EFFECTS OF CALCIUM DEFICIENCY ON NITRATE ABSORPTION AND ON METABOLISM IN TOMATO

Abstract

The upper parts of the tops of Ca-deficient tomato plants were yellow and the lower leaves and stems were fairly green. (In a deficiency of N, P, or K respectively, the lower portion of the plant is yellowish, but the upper leaves and stem remain green.) The roots were characteristically short, bulbous and brown at the tips, with sloughing off of cells further back. Ca-deficient tomato plants under the seasonal light conditions of the greenhouse were practically unable to absorb or assimilate nitrates although they absorbed Ca instantly. The plants which lacked Ca accumulated carbohydrates in large quantities, apparently because absorption and assimilation of nitrates did not take place. Translocation of sugars and digestion of starch took place freely. Nearly 100% of the Ca of fresh tissue of the Ca-deficient plants was water-insoluble and most of it was located in older tissues of roots and tops. (In a deficiency of N, P, or K, respectively, the highest concentration of the deficient elements is in young embryonic tissues.) In Ca-deficient tomato plants, utilization of Ca oxalate and re-utilization of combined Ca took place, but so slowly that root and stem tips died while there were yet heavy deposits of Ca oxalate and a high concentration of combined Ca in older tissues.

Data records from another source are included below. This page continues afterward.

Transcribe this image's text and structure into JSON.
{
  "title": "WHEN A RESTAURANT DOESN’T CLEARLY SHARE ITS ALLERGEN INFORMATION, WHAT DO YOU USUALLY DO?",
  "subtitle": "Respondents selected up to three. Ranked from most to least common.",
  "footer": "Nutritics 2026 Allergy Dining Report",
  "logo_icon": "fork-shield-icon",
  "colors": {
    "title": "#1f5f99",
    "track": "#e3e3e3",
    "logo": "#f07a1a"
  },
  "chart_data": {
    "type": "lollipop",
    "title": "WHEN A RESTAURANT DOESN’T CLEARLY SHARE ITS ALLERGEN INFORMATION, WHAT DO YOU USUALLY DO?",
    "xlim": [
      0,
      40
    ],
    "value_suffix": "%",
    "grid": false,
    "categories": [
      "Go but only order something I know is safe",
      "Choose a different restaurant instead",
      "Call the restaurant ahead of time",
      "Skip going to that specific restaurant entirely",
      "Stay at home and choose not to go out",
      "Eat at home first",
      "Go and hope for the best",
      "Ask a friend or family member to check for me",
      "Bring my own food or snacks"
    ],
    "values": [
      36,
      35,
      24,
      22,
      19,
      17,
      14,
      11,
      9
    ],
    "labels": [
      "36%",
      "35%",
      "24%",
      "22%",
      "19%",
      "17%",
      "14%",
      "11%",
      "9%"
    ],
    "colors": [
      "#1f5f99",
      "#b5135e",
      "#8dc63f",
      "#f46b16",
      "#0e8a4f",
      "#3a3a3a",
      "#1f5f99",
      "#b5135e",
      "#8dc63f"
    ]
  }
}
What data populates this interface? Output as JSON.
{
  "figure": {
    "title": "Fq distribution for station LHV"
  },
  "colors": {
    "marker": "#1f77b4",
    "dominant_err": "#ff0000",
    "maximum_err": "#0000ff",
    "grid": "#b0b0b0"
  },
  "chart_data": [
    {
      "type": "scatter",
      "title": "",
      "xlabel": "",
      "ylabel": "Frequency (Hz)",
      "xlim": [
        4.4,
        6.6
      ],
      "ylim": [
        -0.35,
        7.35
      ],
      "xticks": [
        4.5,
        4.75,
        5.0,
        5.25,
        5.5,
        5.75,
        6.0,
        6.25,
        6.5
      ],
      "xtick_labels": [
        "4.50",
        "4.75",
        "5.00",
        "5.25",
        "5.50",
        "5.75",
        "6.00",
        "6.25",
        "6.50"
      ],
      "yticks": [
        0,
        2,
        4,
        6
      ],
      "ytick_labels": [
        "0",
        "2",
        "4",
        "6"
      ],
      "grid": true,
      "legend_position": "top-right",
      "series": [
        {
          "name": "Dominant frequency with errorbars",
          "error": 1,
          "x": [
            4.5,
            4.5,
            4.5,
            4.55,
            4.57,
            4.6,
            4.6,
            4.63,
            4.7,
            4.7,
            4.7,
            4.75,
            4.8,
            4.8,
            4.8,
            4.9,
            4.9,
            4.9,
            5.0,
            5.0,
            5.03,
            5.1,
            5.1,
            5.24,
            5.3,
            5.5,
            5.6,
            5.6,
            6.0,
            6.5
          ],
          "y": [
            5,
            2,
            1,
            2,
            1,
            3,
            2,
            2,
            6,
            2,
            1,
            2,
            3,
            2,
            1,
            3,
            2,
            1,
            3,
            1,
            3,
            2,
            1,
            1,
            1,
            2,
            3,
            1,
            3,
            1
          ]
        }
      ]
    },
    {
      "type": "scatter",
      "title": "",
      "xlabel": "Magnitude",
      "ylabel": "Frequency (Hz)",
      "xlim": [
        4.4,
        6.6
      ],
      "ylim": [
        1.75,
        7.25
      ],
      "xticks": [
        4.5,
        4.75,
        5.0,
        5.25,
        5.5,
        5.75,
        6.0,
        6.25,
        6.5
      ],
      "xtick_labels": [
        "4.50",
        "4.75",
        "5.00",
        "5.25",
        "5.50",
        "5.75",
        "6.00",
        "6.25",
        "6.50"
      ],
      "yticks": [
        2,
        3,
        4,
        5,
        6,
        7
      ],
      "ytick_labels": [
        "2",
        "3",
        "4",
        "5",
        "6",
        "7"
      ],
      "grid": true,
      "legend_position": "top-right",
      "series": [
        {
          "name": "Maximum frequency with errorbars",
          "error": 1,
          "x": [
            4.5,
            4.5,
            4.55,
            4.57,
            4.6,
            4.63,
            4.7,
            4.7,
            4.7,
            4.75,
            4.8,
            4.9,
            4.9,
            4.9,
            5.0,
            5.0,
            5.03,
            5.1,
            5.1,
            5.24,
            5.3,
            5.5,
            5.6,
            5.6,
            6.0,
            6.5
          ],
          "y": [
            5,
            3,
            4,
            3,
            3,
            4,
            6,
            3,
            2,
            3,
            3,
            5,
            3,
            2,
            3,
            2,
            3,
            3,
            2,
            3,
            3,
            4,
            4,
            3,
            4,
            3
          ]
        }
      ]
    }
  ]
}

In Ca-deficient plants that were shaded or placed in continuous darkness for several days, there was a decrease in carbohydrates, associated with proteolysis and a noticeable increase in uncombined Ca and a diminished concentration of combined Ca. Accompanying proteolysis and increase in uncombined Ca there was rapid formation of new stem tissue and absorption of nitrates, even though there was no external supply of Ca available. Darkness treatment of Ca-deficient plants, and shift from minus- to plus-Ca nutrient, are apparently in certain respects similar in principle and effect. In both cases there is made available uncombined Ca for combination with newly formed proteins or other materials. A supply of amino acids for formation of new proteins of meristems is likewise available in both instances; in the Ca-deficient plants in darkness, through proteolysis, and in the plants newly supplied with Ca, through nitrate assimilation.